Em depoimento à Polícia Civil de Brasília, ele afirmou que “o que me motivou a adquirir as armas foram as palavras do presidente Bolsonaro, que sempre enfatizava a importância do armamento civil dizendo o seguinte: ‘Um povo armado jamais será escravizado’”.
Além disso, a Polícia Federal encontrou, no celular do terrorista, uma carta escrita para o ex-presidente. “Longe de Minha Família, Esposa, Filhos e negócios, mas jamais desistirei de nossa pátria. O sr. despertou esse Espírito em nós, o Sr. sabe muito bem disso! Hoje sinto orgulho da Nossa Bandeira, de Nossa Pátria Amada Brasil”, diz a carta.
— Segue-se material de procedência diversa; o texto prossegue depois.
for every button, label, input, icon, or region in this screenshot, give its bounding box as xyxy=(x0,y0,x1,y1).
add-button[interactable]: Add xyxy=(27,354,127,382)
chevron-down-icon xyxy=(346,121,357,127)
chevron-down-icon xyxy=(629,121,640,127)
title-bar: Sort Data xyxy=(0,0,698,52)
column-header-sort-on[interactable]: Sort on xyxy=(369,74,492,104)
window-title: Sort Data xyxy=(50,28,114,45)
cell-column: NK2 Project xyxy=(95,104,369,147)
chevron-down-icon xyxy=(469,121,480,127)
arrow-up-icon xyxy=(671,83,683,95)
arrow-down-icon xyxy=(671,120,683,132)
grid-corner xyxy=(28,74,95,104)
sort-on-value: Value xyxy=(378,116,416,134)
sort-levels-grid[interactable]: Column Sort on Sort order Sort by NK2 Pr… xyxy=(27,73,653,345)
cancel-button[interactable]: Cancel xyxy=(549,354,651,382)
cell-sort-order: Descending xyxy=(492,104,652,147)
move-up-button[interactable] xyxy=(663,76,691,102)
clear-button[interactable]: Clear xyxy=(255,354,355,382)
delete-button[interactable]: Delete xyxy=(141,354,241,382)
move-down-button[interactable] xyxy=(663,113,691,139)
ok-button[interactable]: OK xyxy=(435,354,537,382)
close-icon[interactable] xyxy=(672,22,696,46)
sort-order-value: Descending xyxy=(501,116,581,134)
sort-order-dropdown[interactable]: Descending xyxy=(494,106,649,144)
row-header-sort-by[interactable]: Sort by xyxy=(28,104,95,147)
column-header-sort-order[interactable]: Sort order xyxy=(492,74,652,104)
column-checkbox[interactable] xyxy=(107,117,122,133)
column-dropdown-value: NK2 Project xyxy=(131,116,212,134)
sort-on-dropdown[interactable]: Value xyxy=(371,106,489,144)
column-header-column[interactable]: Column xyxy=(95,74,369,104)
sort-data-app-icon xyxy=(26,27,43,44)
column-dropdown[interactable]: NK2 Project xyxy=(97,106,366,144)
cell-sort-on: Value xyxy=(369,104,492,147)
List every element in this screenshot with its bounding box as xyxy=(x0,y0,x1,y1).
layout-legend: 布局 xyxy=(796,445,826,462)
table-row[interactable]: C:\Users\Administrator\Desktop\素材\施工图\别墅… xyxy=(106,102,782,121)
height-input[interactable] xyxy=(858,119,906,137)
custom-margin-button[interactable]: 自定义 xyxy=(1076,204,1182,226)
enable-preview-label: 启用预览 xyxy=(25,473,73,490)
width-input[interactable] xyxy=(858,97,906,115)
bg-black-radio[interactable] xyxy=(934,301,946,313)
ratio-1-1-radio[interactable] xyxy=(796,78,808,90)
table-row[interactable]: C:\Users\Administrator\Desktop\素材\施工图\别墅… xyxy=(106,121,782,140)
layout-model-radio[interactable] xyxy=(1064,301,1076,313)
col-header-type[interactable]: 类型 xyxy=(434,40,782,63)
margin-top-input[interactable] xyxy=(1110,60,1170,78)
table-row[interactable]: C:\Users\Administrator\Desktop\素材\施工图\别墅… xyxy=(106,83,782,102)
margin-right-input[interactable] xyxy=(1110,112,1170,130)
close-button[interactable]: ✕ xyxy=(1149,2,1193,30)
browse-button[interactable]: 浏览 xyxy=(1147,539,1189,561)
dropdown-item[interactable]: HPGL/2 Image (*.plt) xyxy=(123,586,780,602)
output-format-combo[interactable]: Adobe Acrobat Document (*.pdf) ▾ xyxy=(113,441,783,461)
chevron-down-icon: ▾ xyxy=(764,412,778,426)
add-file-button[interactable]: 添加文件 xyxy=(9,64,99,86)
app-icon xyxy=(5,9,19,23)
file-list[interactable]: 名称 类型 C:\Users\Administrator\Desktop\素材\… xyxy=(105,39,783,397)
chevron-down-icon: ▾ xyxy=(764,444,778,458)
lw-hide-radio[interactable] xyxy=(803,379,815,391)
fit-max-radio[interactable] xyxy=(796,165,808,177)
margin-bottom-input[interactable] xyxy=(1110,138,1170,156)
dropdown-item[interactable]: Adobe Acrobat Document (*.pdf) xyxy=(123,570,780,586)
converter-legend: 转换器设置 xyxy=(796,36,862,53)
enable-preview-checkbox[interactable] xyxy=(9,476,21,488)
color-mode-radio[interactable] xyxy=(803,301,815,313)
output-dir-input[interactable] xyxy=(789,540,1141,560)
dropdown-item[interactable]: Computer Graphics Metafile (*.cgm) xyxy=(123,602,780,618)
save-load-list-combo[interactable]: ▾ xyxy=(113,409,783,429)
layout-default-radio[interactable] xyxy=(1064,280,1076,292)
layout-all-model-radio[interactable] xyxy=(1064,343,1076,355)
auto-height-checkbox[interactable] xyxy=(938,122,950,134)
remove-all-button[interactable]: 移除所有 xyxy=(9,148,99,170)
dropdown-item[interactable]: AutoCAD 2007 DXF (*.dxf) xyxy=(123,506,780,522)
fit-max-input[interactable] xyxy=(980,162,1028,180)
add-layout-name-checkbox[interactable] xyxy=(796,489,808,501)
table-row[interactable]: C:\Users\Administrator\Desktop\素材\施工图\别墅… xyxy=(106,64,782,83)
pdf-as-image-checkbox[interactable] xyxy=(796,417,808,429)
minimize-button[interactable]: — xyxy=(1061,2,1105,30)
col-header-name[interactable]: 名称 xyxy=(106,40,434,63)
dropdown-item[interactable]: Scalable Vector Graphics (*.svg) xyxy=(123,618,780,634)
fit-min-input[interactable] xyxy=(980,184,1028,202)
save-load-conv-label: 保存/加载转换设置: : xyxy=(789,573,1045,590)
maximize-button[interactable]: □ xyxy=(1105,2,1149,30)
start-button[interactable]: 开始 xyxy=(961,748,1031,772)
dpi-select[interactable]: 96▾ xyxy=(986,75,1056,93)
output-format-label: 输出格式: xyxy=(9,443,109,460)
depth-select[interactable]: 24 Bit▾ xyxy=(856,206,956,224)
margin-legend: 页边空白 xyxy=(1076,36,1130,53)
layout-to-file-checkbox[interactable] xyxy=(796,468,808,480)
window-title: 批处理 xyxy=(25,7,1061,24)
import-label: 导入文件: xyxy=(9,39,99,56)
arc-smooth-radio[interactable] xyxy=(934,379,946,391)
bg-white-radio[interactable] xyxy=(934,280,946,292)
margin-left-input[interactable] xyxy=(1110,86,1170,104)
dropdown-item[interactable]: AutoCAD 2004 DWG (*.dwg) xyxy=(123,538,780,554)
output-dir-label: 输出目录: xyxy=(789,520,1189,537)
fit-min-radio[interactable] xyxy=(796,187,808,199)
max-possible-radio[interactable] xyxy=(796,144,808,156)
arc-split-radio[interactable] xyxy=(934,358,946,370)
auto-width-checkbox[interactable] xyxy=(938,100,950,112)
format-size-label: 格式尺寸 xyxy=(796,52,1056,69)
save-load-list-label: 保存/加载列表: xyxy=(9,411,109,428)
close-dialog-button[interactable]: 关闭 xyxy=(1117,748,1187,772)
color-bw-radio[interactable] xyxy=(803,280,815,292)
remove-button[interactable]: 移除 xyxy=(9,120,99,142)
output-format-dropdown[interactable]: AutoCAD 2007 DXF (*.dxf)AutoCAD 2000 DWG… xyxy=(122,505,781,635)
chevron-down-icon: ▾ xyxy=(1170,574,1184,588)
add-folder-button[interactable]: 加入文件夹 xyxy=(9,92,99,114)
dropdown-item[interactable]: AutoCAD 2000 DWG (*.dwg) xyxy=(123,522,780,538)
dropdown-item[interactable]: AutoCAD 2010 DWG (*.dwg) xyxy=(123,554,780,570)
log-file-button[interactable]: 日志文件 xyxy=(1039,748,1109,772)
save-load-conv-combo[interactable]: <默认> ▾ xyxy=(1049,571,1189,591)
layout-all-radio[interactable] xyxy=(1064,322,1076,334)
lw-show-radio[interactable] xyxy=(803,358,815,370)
Washington também enviou mensagens para o senador Eduardo Girão (NOVO-CE), integrante da tropa de choque bolsonarista na CPMI do Golpe. Ele cobrava a “ativação” de CACs para um golpe de Estado. “Vão esperar até quando para ativar os CACs como força de reserva? Tem muito CAC atirador sniper”, escreveu Washington para o aliado, em 11 de dezembro.
No mesmo dia, o terrorista enviou mensagens para o deputado Elieser Girão (PL-RN). “General Girão, vão esperar até quando para acionar os CACs? Têm CACs prontos. Acione, general! Coloque-os em treinamento militar intensivo. Temos muitos fuzis a disposição, não nos deixe sair como bandidos”, escreveu o terrorista. No dia seguinte, 12 de dezembro, foi registrada a primeira arruaça em Brasília, quando golpistas incendiaram a capital contra a diplomação do presidente Lula.